Suriye’de soydaşlarımız var, Suriye’ye sınırımız var, Suriye bize doğrultulacak namludaki barut. Oluşturulması hayal edilen terör koridoruna Fırat Kalkanı yaptık, sıcak denizlere hain ve emperyalist emellerinin başkenti İdlib’e girdik, adım attığımız yerde kanlar çekildi toprak yeşerdi… Hırslarına yenik düşüp yenilgilerini ilan eden bir alçaklıkla havadan vurdular. Çünkü bittiler, korktular ve Türkiye’nin mazisini, iradesini ve varlığını unutup saldırdılar, misliyle alacakları cevabı hesaba katamadan risk aldılar.

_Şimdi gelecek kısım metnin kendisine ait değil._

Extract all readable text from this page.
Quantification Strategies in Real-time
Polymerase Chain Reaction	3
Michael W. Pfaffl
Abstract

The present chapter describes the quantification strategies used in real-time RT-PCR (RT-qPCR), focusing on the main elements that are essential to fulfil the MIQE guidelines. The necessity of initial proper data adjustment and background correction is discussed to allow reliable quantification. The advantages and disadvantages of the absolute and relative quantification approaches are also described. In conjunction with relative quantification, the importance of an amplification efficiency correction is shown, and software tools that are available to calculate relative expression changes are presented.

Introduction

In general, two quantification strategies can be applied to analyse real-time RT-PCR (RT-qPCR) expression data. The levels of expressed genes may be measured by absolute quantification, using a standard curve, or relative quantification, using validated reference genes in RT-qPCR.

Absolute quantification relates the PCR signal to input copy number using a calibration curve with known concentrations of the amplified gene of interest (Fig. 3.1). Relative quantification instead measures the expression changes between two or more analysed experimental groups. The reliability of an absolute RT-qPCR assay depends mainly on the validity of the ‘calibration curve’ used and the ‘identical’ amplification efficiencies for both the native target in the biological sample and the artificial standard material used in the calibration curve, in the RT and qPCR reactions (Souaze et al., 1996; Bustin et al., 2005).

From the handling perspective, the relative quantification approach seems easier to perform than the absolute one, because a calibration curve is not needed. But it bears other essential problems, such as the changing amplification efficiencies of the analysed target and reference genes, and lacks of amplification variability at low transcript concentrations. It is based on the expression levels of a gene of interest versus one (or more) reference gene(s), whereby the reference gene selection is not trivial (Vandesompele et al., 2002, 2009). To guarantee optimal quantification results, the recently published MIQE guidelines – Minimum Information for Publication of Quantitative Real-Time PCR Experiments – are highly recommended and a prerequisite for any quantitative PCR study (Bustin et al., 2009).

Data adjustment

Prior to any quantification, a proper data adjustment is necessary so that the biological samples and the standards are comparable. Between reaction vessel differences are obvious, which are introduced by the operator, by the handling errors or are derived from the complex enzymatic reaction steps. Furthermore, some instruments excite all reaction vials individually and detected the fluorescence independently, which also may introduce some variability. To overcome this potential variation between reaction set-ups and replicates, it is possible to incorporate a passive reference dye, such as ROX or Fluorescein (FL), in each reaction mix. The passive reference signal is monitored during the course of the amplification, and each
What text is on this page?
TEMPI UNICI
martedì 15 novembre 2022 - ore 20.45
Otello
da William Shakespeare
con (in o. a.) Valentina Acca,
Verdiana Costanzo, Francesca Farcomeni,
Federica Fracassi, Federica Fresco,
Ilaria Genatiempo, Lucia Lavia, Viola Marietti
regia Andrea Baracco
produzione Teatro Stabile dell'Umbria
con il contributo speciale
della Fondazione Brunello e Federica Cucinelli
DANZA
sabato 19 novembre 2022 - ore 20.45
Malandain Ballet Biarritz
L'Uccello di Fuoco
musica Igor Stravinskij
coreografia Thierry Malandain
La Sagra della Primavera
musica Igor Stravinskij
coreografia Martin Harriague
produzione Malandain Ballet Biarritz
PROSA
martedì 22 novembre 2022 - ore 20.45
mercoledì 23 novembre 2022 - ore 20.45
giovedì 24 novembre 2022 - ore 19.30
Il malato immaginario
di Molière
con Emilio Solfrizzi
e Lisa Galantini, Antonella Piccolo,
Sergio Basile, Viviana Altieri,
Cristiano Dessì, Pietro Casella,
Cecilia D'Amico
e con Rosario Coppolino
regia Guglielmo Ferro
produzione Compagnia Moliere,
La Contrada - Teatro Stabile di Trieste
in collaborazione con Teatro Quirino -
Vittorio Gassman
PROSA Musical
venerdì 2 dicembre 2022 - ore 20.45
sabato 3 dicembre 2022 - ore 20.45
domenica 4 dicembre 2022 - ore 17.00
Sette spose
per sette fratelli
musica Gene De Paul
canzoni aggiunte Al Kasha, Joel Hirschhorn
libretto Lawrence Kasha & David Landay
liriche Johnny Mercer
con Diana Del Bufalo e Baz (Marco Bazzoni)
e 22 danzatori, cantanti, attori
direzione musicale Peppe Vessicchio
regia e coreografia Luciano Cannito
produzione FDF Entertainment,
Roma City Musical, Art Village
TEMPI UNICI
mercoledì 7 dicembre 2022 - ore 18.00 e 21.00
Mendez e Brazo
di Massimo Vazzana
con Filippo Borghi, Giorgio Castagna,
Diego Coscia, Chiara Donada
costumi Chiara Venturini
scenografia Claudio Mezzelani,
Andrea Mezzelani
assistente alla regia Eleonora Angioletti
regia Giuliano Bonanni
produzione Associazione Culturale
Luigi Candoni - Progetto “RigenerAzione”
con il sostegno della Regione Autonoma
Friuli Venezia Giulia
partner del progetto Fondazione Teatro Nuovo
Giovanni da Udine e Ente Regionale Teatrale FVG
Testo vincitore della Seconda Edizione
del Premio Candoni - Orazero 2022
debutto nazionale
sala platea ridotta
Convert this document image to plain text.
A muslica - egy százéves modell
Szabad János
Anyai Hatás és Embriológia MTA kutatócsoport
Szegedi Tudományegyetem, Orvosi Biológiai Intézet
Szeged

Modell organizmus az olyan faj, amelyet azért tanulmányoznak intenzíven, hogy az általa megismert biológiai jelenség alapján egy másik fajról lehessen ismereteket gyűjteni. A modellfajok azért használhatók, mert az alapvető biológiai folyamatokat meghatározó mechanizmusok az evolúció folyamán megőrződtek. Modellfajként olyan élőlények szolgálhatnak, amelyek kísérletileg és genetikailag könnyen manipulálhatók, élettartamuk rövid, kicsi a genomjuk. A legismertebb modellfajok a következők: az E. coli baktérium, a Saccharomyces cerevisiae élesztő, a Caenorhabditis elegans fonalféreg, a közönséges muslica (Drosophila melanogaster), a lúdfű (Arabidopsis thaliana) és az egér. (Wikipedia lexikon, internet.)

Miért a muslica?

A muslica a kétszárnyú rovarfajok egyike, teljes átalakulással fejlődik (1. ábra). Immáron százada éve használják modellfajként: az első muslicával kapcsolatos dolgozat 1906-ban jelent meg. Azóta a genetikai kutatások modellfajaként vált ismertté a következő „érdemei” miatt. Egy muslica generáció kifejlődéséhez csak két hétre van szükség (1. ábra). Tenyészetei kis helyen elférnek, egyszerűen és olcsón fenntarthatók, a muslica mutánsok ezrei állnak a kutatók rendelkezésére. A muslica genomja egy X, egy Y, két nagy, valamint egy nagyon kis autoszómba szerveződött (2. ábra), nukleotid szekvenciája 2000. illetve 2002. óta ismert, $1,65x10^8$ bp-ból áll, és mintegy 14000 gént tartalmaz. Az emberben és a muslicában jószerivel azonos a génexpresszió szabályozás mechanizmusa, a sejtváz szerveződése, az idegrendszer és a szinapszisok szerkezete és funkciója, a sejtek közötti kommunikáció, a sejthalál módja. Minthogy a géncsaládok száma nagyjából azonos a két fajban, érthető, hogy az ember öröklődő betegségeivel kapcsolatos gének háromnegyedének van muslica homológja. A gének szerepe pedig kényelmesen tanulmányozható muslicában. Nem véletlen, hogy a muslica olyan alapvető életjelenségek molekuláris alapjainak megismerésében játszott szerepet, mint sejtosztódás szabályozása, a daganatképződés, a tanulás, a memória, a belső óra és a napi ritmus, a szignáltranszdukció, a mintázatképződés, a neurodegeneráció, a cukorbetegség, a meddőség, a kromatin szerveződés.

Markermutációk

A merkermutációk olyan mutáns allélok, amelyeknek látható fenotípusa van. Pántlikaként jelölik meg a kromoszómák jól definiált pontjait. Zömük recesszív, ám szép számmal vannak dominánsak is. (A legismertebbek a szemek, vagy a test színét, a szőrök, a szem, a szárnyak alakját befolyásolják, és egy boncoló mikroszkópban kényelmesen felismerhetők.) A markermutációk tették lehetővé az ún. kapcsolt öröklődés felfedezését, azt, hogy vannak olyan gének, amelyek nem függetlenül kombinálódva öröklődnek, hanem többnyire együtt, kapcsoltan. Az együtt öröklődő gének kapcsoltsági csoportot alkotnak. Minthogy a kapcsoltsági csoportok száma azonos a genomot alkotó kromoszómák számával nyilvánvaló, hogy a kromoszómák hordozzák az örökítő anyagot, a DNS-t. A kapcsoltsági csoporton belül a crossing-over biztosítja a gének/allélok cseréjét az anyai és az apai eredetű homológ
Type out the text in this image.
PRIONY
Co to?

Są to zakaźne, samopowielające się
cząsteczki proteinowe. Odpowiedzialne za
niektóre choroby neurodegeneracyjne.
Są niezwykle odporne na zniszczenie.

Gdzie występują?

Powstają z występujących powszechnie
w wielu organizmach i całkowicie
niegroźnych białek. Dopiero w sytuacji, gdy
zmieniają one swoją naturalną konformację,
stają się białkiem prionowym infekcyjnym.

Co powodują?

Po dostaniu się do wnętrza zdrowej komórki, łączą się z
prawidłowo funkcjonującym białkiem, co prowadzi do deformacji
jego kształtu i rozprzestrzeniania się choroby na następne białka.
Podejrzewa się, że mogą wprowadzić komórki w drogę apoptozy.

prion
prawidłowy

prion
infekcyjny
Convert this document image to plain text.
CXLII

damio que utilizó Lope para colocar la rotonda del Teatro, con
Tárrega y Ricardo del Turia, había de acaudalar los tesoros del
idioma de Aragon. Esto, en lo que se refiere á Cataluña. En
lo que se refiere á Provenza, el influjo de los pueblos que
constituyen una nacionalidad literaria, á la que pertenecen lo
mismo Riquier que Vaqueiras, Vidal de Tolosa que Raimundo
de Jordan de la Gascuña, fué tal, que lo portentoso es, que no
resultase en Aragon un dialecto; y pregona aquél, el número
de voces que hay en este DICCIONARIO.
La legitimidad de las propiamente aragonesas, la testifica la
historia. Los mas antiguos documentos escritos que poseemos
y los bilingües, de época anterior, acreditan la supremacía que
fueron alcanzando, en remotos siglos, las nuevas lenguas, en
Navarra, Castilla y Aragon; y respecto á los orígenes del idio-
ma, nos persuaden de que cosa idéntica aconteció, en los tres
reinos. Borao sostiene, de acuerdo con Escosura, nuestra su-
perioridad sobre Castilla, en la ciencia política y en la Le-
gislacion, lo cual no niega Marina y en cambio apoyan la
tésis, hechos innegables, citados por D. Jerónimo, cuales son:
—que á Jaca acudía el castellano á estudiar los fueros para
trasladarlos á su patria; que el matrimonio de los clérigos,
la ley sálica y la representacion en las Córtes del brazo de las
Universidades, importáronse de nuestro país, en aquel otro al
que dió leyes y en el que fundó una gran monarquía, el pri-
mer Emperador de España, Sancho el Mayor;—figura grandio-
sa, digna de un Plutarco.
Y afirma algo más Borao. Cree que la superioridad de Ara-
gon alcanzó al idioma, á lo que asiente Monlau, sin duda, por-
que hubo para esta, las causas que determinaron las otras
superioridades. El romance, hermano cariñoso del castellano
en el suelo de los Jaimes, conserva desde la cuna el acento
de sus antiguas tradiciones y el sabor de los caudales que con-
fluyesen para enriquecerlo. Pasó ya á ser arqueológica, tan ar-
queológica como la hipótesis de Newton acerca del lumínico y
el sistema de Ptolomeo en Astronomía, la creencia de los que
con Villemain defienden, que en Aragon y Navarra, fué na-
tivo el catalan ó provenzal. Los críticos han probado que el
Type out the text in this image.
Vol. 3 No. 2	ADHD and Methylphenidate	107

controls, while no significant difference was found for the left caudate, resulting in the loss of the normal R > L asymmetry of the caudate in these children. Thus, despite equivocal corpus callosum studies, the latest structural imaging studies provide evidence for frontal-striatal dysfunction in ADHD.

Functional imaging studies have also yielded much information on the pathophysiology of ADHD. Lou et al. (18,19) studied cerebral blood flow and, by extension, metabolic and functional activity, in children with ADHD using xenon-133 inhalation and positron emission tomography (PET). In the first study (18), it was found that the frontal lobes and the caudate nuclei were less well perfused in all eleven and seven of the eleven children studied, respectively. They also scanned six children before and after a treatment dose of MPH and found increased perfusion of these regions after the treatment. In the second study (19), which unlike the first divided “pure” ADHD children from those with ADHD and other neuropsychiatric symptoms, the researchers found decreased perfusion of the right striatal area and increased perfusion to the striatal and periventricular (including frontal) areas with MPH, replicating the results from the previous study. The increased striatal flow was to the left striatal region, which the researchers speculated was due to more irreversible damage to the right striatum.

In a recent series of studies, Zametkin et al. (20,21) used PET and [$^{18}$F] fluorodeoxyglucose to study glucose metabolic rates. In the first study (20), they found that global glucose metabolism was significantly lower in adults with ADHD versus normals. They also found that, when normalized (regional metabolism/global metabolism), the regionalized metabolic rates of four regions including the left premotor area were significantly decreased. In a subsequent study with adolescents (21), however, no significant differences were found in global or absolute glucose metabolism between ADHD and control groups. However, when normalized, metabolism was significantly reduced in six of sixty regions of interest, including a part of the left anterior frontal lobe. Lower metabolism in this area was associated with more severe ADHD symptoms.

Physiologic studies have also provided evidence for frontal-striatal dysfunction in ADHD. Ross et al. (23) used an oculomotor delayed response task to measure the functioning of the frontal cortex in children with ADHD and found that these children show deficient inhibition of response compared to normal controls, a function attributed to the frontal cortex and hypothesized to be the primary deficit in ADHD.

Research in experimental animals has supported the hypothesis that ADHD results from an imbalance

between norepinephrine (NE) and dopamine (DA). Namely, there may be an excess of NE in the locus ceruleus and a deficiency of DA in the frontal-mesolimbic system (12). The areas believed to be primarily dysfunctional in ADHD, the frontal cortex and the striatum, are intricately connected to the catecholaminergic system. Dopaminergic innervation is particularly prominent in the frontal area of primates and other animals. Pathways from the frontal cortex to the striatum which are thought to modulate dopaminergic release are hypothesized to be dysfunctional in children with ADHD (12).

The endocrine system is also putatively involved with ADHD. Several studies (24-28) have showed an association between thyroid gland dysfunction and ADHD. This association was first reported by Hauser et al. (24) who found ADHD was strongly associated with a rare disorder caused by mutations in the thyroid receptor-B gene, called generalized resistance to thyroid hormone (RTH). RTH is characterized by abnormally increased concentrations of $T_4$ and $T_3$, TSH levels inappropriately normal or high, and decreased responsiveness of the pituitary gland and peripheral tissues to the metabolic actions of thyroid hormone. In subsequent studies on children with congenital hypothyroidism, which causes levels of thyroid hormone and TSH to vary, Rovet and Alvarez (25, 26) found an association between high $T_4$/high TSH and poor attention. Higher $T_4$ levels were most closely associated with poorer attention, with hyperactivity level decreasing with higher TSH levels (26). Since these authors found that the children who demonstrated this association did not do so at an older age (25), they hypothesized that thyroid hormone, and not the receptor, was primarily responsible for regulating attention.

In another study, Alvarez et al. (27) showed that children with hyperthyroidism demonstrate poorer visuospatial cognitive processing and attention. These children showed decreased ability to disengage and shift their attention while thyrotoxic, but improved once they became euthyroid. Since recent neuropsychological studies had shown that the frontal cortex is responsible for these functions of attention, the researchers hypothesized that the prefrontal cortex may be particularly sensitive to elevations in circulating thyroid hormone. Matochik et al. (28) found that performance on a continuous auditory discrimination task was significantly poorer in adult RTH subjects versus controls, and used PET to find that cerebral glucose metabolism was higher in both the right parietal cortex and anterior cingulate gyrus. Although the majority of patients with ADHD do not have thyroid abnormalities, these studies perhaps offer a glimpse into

Yiğitlerimiz şehadete kavuştu, ama ölmedi. Çünkü onlar ülke biz Vatan’ız! Biz kınalanıp cepheye koşan şehadeti vuslatın şahanesi sayanlarız. Biz bu Vatan için canını heybesine atıp koşanlarız. Savaşa Hayır deyip Atatürk’ü paylaşanlara sormalı; Atatürk ve silah arkadaşları bu toprakları nasıl korudular..? Canlarını toprağa koyup vatan diye emanet eden ceddimizi hiçe mi sayalım..? Heykelini dikip heykeline saygı duyalım, adını sokaklara caddelere koyalım, ama emanetini hiçe sayalım, öyle mi ?! Yanı başımızda çocukları gülüşünden vursunlar, biz konserlerde gezip kafelerde takılalım arada sosyal medyadan savaşalım ve hıra güre bulaşmayıp çocuklarımızı gülüşlerinden vuracakları güne kadar keyfimize bakalım, öyle mi..?! Biz ki mazlumların gülüşlerinde can buluruz, barutun kül edemediği ruhumuzu vefasızlığımızla, insafsızlığımızla, umarsızlığımızla kül edelim, öyle mi..? Şehitleri Öldürelim, öyle mi..?

Türk milletinin öğüdü olan Orhun Abideleri Kültigin Yazıtı’nda şöyle der; “Uçup gittiniz. Göklerde de hayattaki gibi olasınız.”

* Türk Askeri yer yüzünde Bozkurttur, şehadetiyle göklerde Kartal olur!